O volume de veículos e autopeças exportados pelas fabricantes brasileiras sofreu queda em maio na comparação com igual mês no ano passado, interrompendo crescimento histórico que deu sustentação à retomada do mercado brasileiro. Em abril o mercado bateu recorde de unidades embarcadas, mas em maio houve retração de 17,4% na comparação com o mesmo mês do ano passado, no caso de automóveis, e de 13,5% em componentes, segundo dados do MDIC. Assim, as receitas com exportações de veículos e de componentes caíram para US$ 491 milhões e para US$ 161 milhões, respectivamente.

 

A retração já era esperada pela indústria para o período.
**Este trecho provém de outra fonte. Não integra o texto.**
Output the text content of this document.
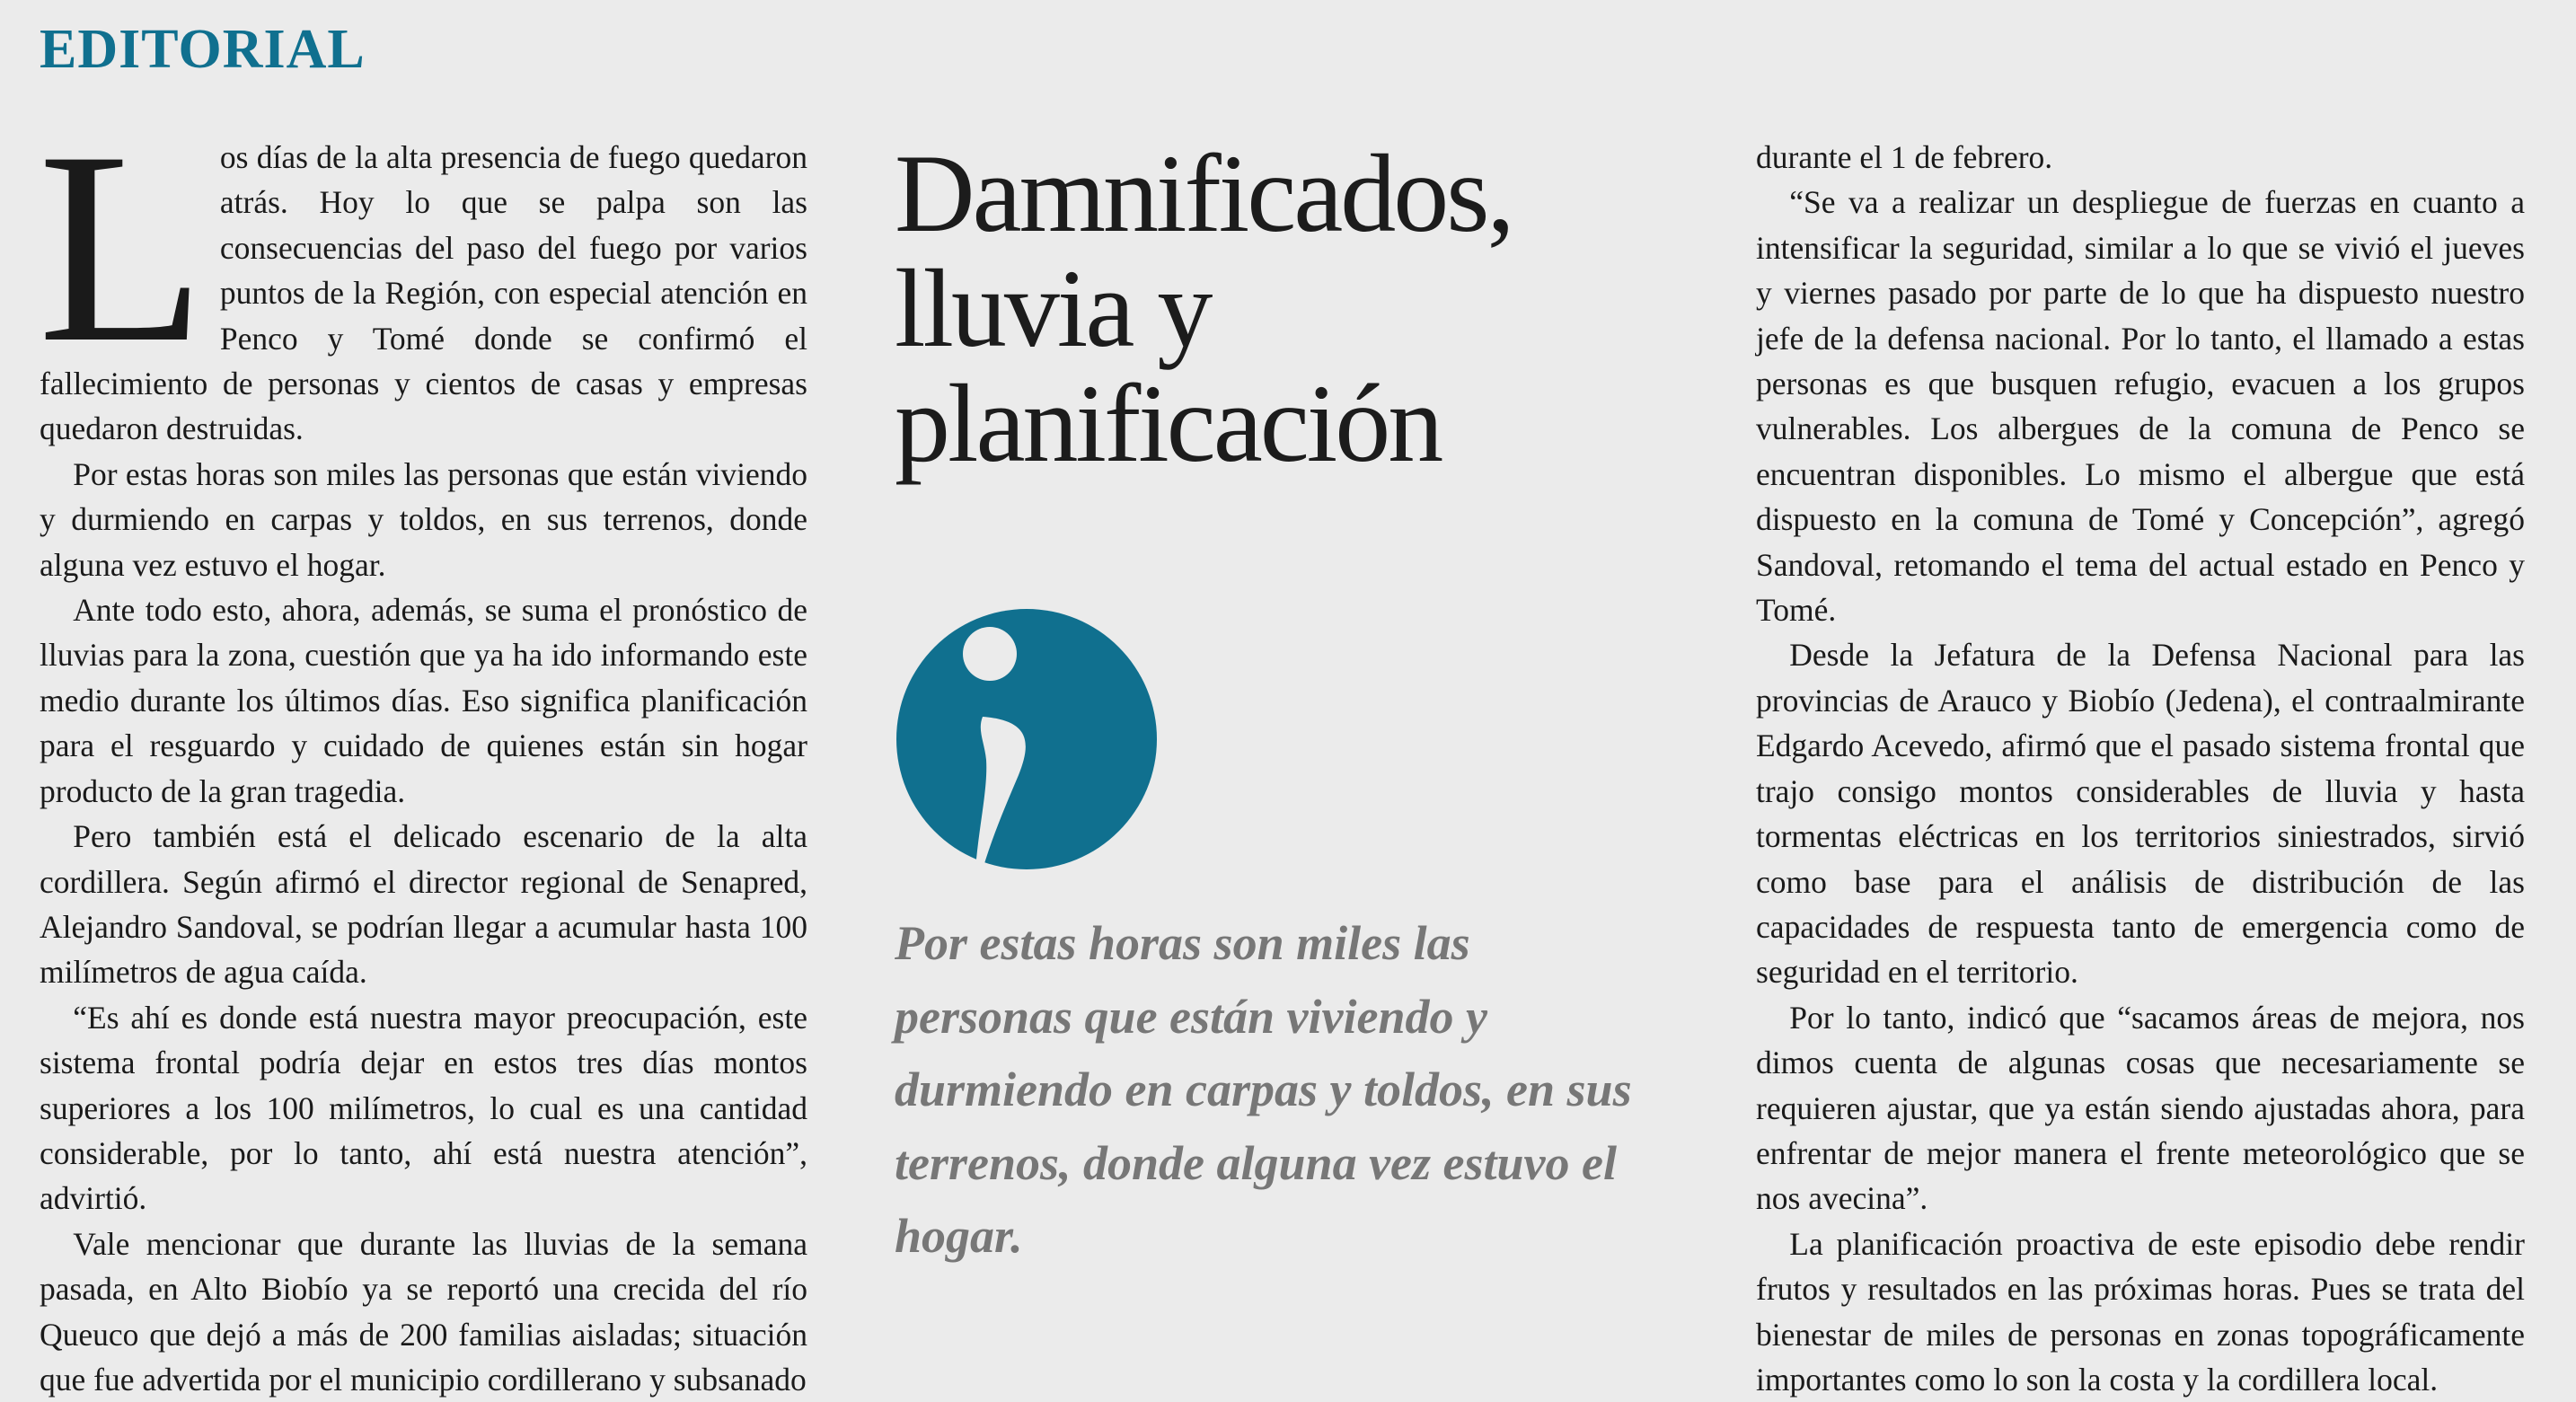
EDITORIAL

Los días de la alta presencia de fuego quedaron atrás. Hoy lo que se palpa son las consecuencias del paso del fuego por varios puntos de la Región, con especial atención en Penco y Tomé donde se confirmó el fallecimiento de personas y cientos de casas y empresas quedaron destruidas.

Por estas horas son miles las personas que están viviendo y durmiendo en carpas y toldos, en sus terrenos, donde alguna vez estuvo el hogar.

Ante todo esto, ahora, además, se suma el pronóstico de lluvias para la zona, cuestión que ya ha ido informando este medio durante los últimos días. Eso significa planificación para el resguardo y cuidado de quienes están sin hogar producto de la gran tragedia.

Pero también está el delicado escenario de la alta cordillera. Según afirmó el director regional de Senapred, Alejandro Sandoval, se podrían llegar a acumular hasta 100 milímetros de agua caída.

“Es ahí es donde está nuestra mayor preocupación, este sistema frontal podría dejar en estos tres días montos superiores a los 100 milímetros, lo cual es una cantidad considerable, por lo tanto, ahí está nuestra atención”, advirtió.

Vale mencionar que durante las lluvias de la semana pasada, en Alto Biobío ya se reportó una crecida del río Queuco que dejó a más de 200 familias aisladas; situación que fue advertida por el municipio cordillerano y subsanado

Damnificados, lluvia y planificación

Por estas horas son miles las personas que están viviendo y durmiendo en carpas y toldos, en sus terrenos, donde alguna vez estuvo el hogar.

durante el 1 de febrero.

“Se va a realizar un despliegue de fuerzas en cuanto a intensificar la seguridad, similar a lo que se vivió el jueves y viernes pasado por parte de lo que ha dispuesto nuestro jefe de la defensa nacional. Por lo tanto, el llamado a estas personas es que busquen refugio, evacuen a los grupos vulnerables. Los albergues de la comuna de Penco se encuentran disponibles. Lo mismo el albergue que está dispuesto en la comuna de Tomé y Concepción”, agregó Sandoval, retomando el tema del actual estado en Penco y Tomé.

Desde la Jefatura de la Defensa Nacional para las provincias de Arauco y Biobío (Jedena), el contraalmirante Edgardo Acevedo, afirmó que el pasado sistema frontal que trajo consigo montos considerables de lluvia y hasta tormentas eléctricas en los territorios siniestrados, sirvió como base para el análisis de distribución de las capacidades de respuesta tanto de emergencia como de seguridad en el territorio.

Por lo tanto, indicó que “sacamos áreas de mejora, nos dimos cuenta de algunas cosas que necesariamente se requieren ajustar, que ya están siendo ajustadas ahora, para enfrentar de mejor manera el frente meteorológico que se nos avecina”.

La planificación proactiva de este episodio debe rendir frutos y resultados en las próximas horas. Pues se trata del bienestar de miles de personas en zonas topográficamente importantes como lo son la costa y la cordillera local.
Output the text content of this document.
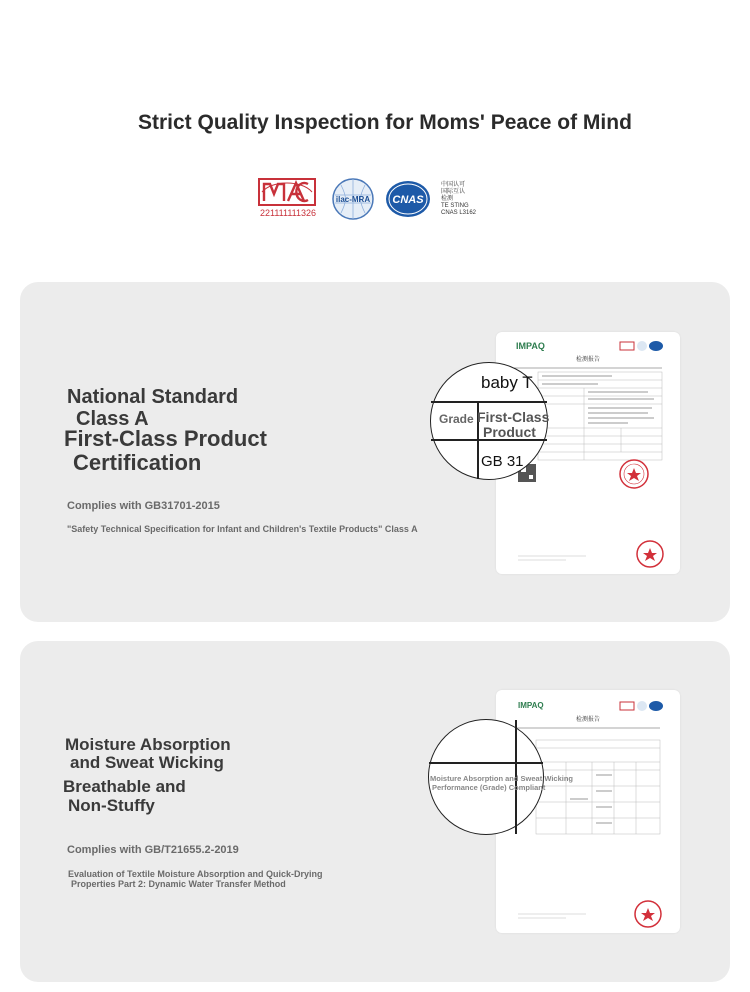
Strict Quality Inspection for Moms' Peace of Mind
221111111326
ilac-MRA CNAS
中国认可
国际互认
检测
TE STING
CNAS L3162
National Standard
Class A
First-Class Product
Certification
Complies with GB31701-2015
"Safety Technical Specification for Infant and Children's Textile Products" Class A
IMPAQ
检测报告
baby T
Grade First-Class
Product
GB 31
Moisture Absorption
and Sweat Wicking
Breathable and
Non-Stuffy
Complies with GB/T21655.2-2019
Evaluation of Textile Moisture Absorption and Quick-Drying
Properties Part 2: Dynamic Water Transfer Method
IMPAQ
检测报告
Moisture Absorption and Sweat Wicking
Performance (Grade) Compliant
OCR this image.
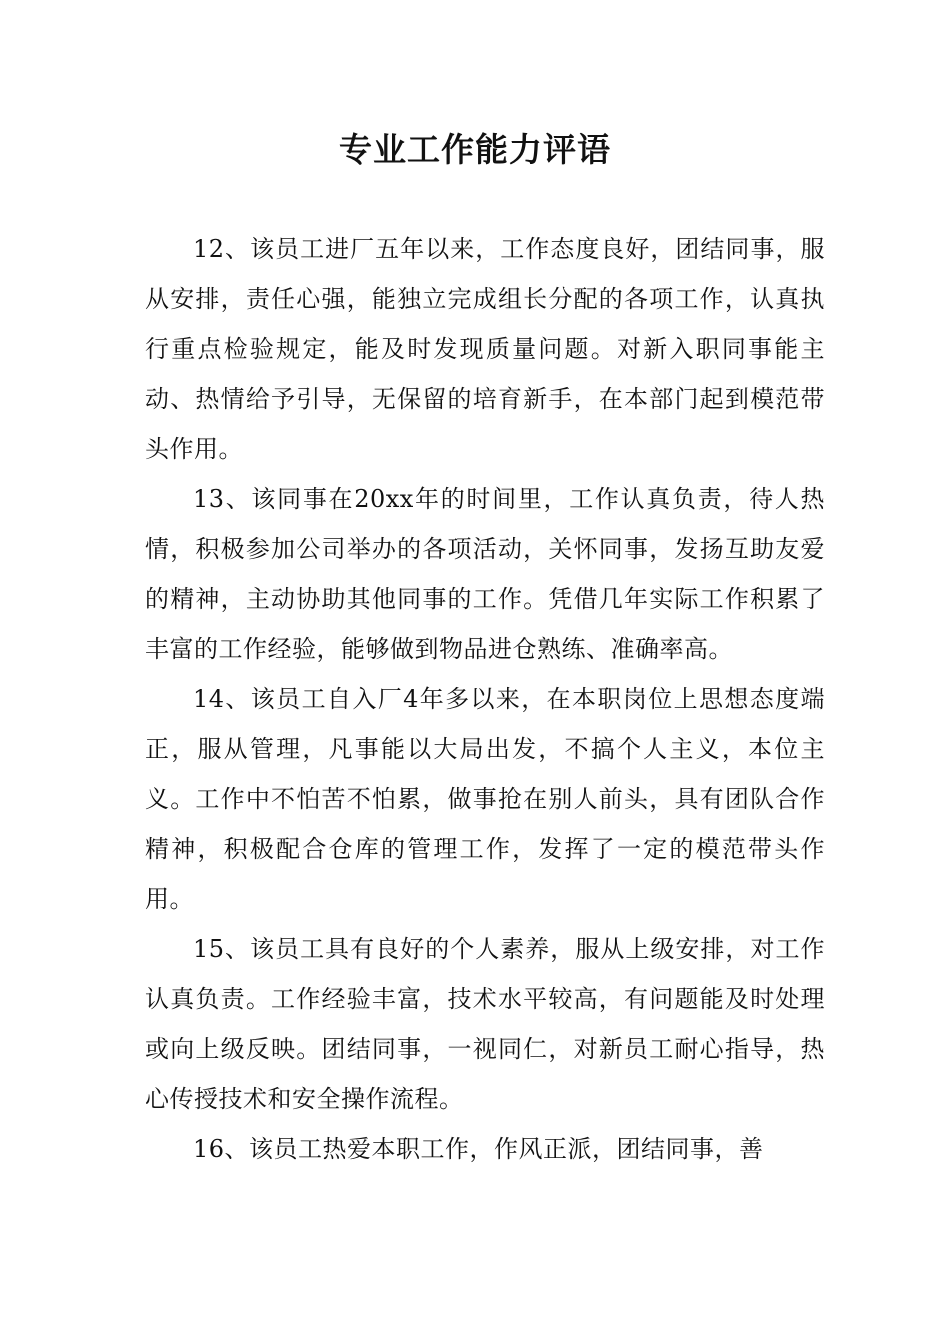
专业工作能力评语

12、该员工进厂五年以来，工作态度良好，团结同事，服从安排，责任心强，能独立完成组长分配的各项工作，认真执行重点检验规定，能及时发现质量问题。对新入职同事能主动、热情给予引导，无保留的培育新手，在本部门起到模范带头作用。

13、该同事在20xx年的时间里，工作认真负责，待人热情，积极参加公司举办的各项活动，关怀同事，发扬互助友爱的精神，主动协助其他同事的工作。凭借几年实际工作积累了丰富的工作经验，能够做到物品进仓熟练、准确率高。

14、该员工自入厂4年多以来，在本职岗位上思想态度端正，服从管理，凡事能以大局出发，不搞个人主义，本位主义。工作中不怕苦不怕累，做事抢在别人前头，具有团队合作精神，积极配合仓库的管理工作，发挥了一定的模范带头作用。

15、该员工具有良好的个人素养，服从上级安排，对工作认真负责。工作经验丰富，技术水平较高，有问题能及时处理或向上级反映。团结同事，一视同仁，对新员工耐心指导，热心传授技术和安全操作流程。

16、该员工热爱本职工作，作风正派，团结同事，善
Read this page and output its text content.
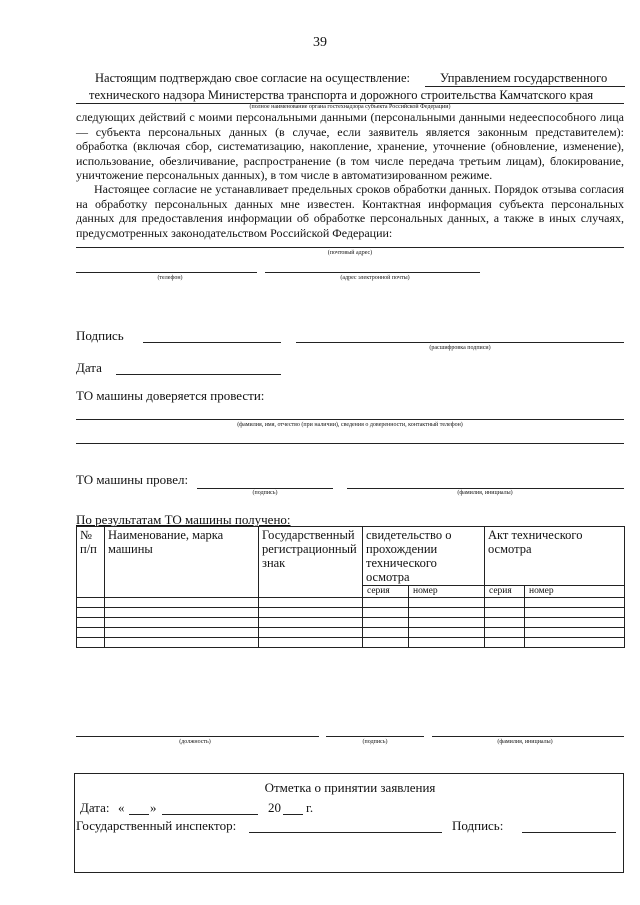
39
Настоящим подтверждаю свое согласие на осуществление: Управлением государственного
технического надзора Министерства транспорта и дорожного строительства Камчатского края
(полное наименование органа гостехнадзора субъекта Российской Федерации)
следующих действий с моими персональными данными (персональными данными недееспособного лица — субъекта персональных данных (в случае, если заявитель является законным представителем): обработка (включая сбор, систематизацию, накопление, хранение, уточнение (обновление, изменение), использование, обезличивание, распространение (в том числе передача третьим лицам), блокирование, уничтожение персональных данных), в том числе в автоматизированном режиме.
Настоящее согласие не устанавливает предельных сроков обработки данных. Порядок отзыва согласия на обработку персональных данных мне известен. Контактная информация субъекта персональных данных для предоставления информации об обработке персональных данных, а также в иных случаях, предусмотренных законодательством Российской Федерации:
(почтовый адрес)
(телефон)	(адрес электронной почты)
Подпись
(расшифровка подписи)
Дата
ТО машины доверяется провести:
(фамилия, имя, отчество (при наличии), сведения о доверенности, контактный телефон)
ТО машины провел:
(подпись)	(фамилия, инициалы)
По результатам ТО машины получено:
№ п/п	Наименование, марка машины	Государственный регистрационный знак	свидетельство о прохождении технического осмотра		Акт технического осмотра	
			серия	номер	серия	номер

(должность)	(подпись)	(фамилия, инициалы)
Отметка о принятии заявления
Дата: « »	20 г.
Государственный инспектор:	Подпись:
O dólar valorizado na Argentina, desde o começo do mês, sugeriu prognóstico de números menores do que os vistos no período janeiro-abril. A greve deflagrada pelos caminhoneiros, na última semana do mês, agravou ainda mais um quadro que já se pintava negativo.

 

De acordo com Dante Sica, diretor da consultoria argentina Abeceb, os fatos recentes produziram reflexos sobretudo na balança comercial envolvendo Brasil e Argentina, os principais sócios no setor automotivo regional: “A valorização do câmbio por si só tinha força para diminuir o ritmo da corrente comercial entre os países no âmbito das vendas de veículos. A greve atingiu a produção, e os fatores em conjunto diminuiram um ritmo que era positivo nos dois lados”.

 

O especialista apontou que o dólar mais caro retraiu os pedidos por veículos no mês, ainda que considere a queda pequena com possível acentuação ao longo do ano caso a Argentina não consiga contornar internamente os reflexos negativos da valorização cambial: “O governo reagiu a uma situação emergencial e isso fez com que o consumo se retraísse. À princípio houve queda de um dígito, e precisamos aguardar a evolução da política econômica adotada para projetar maiores quedas nos próximos meses”.

 

Os dados do MDIC mostram que o Brasil importou da Argentina, em maio, 5,2% a menos em bens em função do volume menor de veículos e de autopeças que desembarcaram nos portos do País, no período, por causa da alta do dólar.

 

No começo do mês a Argentina elevou a taxa de juros como forma de se proteger do câmbio volátil. A manobra, por exemplo, faz com que empréstimos se tornem mais caros e isso, segundo Sica, afugentou o consumidor argentino que até então se mostrava inclinado a comprar veículos.

 

Balanço da Adefa, entidade que na Argentina equivale à Anfavea, apontou que até abril foram vendidas pela rede 290 mil 495 unidades, 13,8% a mais do que o período de janeiro a abril do ano passado. Do total vendido 28% foram de veículos produzidos na Argentina, e a fatia restante de veículos importados – a maioria do Brasil.

 

A entidade que representa as fabricantes argentinas ainda não divulgou os dados de vendas referentes ao desempenho do mercado interno em maio.

 

Foto: Divulgação.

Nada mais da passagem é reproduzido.